Affaire de la page facebook » Mali Jolies Denw « : La demande de mise en liberté refusée aux sœurs Cissé

Placées sous mandat de dépôt, à la Prison de Bollé, dans l’affaire  » Mali Jolies Denw « , en mai dernier, Fati et Aminata Cissé ont vu leur demande de liberté provisoire rejetée, le vendredi 1er juillet, sur appel du Procureur général par intérim de la Cour d’Appel de Bamako, alors qu’elles avaient bénéficié d’une ordonnance de mise en liberté du Tribunal de la Commune VI du district de Bamako.

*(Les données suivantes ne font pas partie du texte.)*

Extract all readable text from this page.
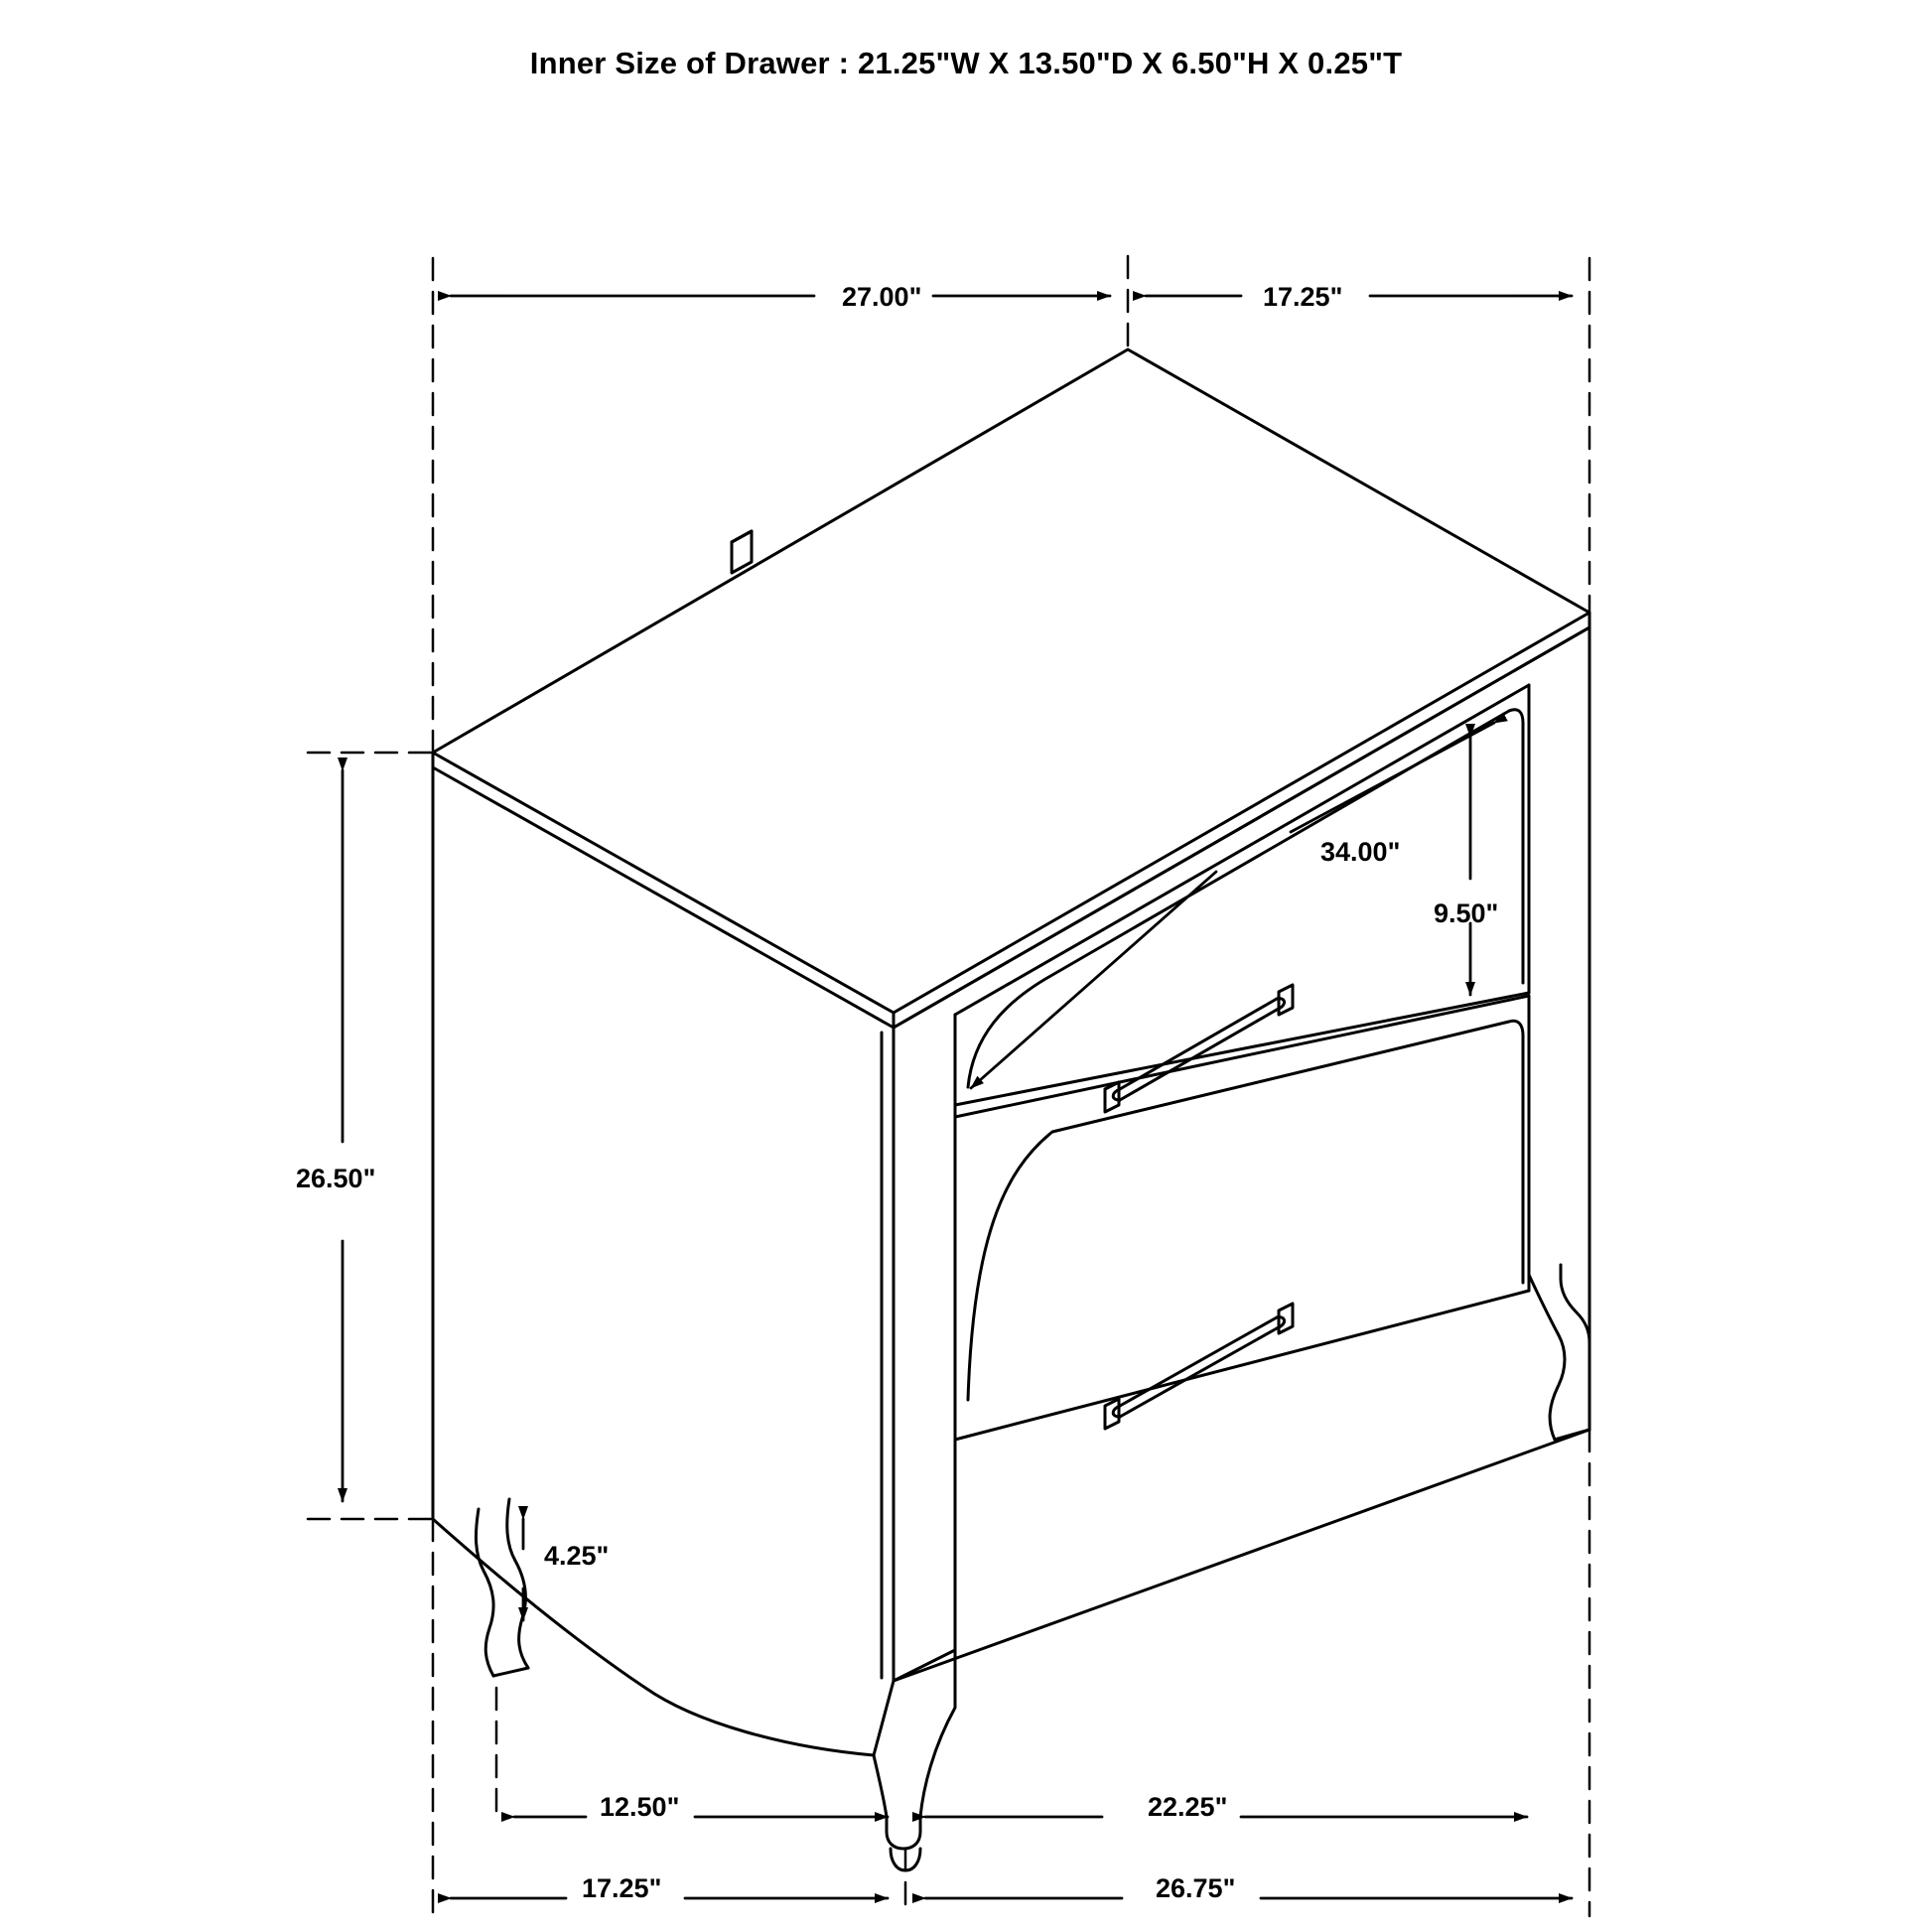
Inner Size of Drawer : 21.25"W X 13.50"D X 6.50"H X 0.25"T
27.00"	17.25"
26.50"
34.00"
9.50"
4.25"
12.50"	22.25"
17.25"	26.75"
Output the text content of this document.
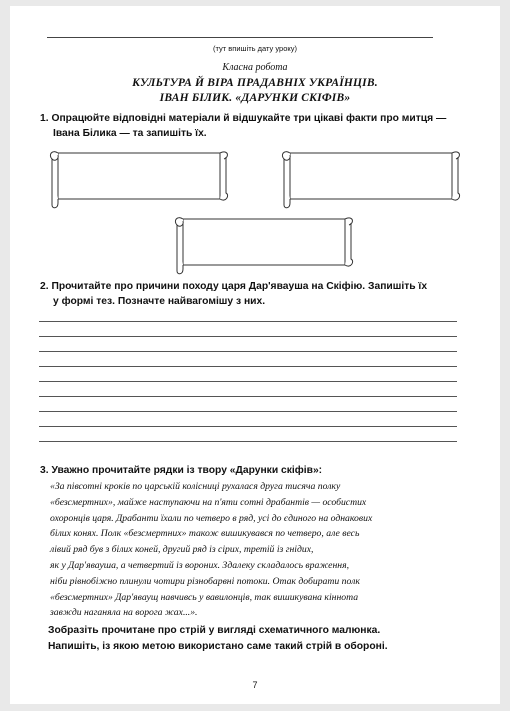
(тут впишіть дату уроку)
Класна робота
КУЛЬТУРА Й ВІРА ПРАДАВНІХ УКРАЇНЦІВ.
ІВАН БІЛИК. «ДАРУНКИ СКІФІВ»
1. Опрацюйте відповідні матеріали й відшукайте три цікаві факти про митця —
Івана Білика — та запишіть їх.
2. Прочитайте про причини походу царя Дар'явауша на Скіфію. Запишіть їх
у формі тез. Позначте найвагомішу з них.
3. Уважно прочитайте рядки із твору «Дарунки скіфів»:
«За півсотні кроків по царській колісниці рухалася друга тисяча полку
«безсмертних», майже наступаючи на п'яти сотні драбантів — особистих
охоронців царя. Драбанти їхали по четверо в ряд, усі до єдиного на однакових
білих конях. Полк «безсмертних» також вишикувався по четверо, але весь
лівий ряд був з білих коней, другий ряд із сірих, третій із гнідих,
як у Дар'явауша, а четвертий із вороних. Здалеку складалось враження,
ніби рівнобіжно плинули чотири різнобарвні потоки. Отак добирати полк
«безсмертних» Дар'яваущ навчивсь у вавилонців, так вишикувана кіннота
завжди наганяла на ворога жах...».
Зобразіть прочитане про стрій у вигляді схематичного малюнка.
Напишіть, із якою метою використано саме такий стрій в обороні.
7
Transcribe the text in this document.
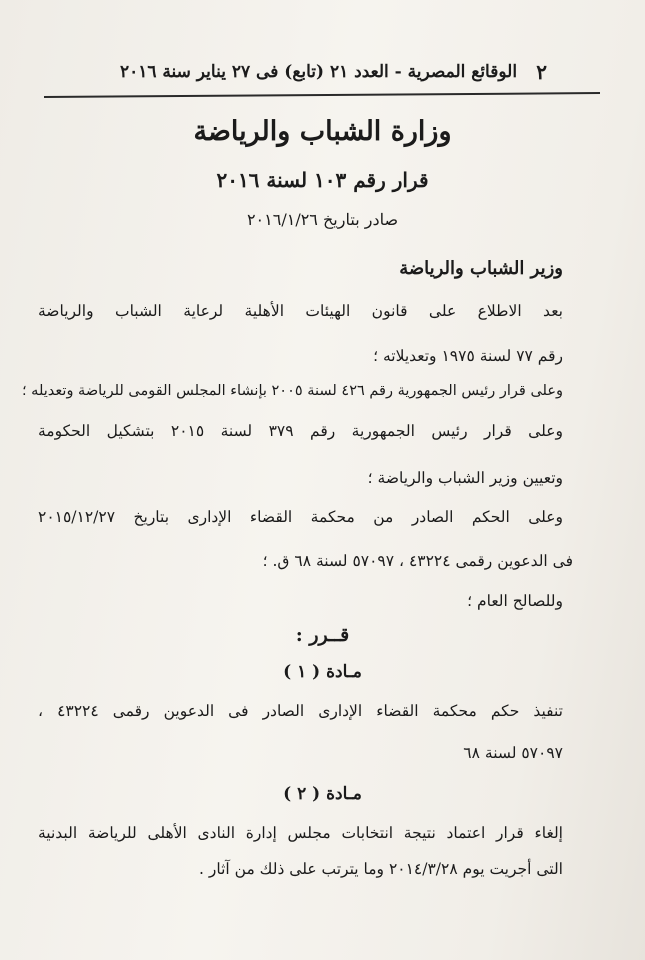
٢
الوقائع المصرية - العدد ٢١ (تابع) فى ٢٧ يناير سنة ٢٠١٦
وزارة الشباب والرياضة
قرار رقم ١٠٣ لسنة ٢٠١٦
صادر بتاريخ ٢٠١٦/١/٢٦
وزير الشباب والرياضة
بعد الاطلاع على قانون الهيئات الأهلية لرعاية الشباب والرياضة
رقم ٧٧ لسنة ١٩٧٥ وتعديلاته ؛
وعلى قرار رئيس الجمهورية رقم ٤٢٦ لسنة ٢٠٠٥ بإنشاء المجلس القومى للرياضة وتعديله ؛
وعلى قرار رئيس الجمهورية رقم ٣٧٩ لسنة ٢٠١٥ بتشكيل الحكومة
وتعيين وزير الشباب والرياضة ؛
وعلى الحكم الصادر من محكمة القضاء الإدارى بتاريخ ٢٠١٥/١٢/٢٧
فى الدعوين رقمى ٤٣٢٢٤ ، ٥٧٠٩٧ لسنة ٦٨ ق. ؛
وللصالح العام ؛
قــرر :
مـادة ( ١ )
تنفيذ حكم محكمة القضاء الإدارى الصادر فى الدعوين رقمى ٤٣٢٢٤ ،
٥٧٠٩٧ لسنة ٦٨
مـادة ( ٢ )
إلغاء قرار اعتماد نتيجة انتخابات مجلس إدارة النادى الأهلى للرياضة البدنية
التى أجريت يوم ٢٠١٤/٣/٢٨ وما يترتب على ذلك من آثار .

L’information a été dévoilée au grand public par l’avocat des sœurs Cissé, Me Cheick Oumar Konaré, en compagnie de l’époux d’Aminata Cissé, Moussa Kondo. Selon l’avocat en charge du dossier, les Dames ont été inculpées par la Brigade d’Investigation Judiciaire (BIJ) sur ordre du Parquet de la Commune IV dans l’affaire de la page facebook  » Mali Jolies denw « , dont elles seraient les instigatrices ou des collaboratrices.

Aux dires de leur avocat, leur maintien en prison ou leur libération n’entachera aucunement la procédure. Puisqu’à ce stade, aucun document ne leur a été notifié, qui puisse asseoir leur culpabilité dans le dossier. Il ajoute que le Tribunal de la Commune IV a été dessaisi au profit de la Commune VI, sur la demande du Procureur de la Cour d’Appel. Estimant qu’il y a des infractions là-dedans impliquant le Pôle judiciaire spécialisé (crime transfrontalier, terrorisme et blanchiment d’argent). Ainsi, le dossier a été diligenté, les sœurs Cissé ayant été auditionnées par le juge d’instruction, de 11 heures  jusqu’à 19 heures, qui a finalement décidé de leur accorder une liberté provisoire, en attendant leur jugement. Cela, sur ordre du Procureur général de la Commune VI. A notre grande surprise, évoquera-t-il, le Procureur général de la Cour d’Appel a fait un appel sur l’ordonnance de mise en liberté pendant que les inculpées s’apprêtaient à quitter la Prison de Bollé. L’avocat Me Cheick Oumar Konaré dit toutefois avoir confiance en la justice, estimant qu’elle peut à nouveau accorder une liberté provisoire aux détenues allaitant des nourrissons (dix mois à un an).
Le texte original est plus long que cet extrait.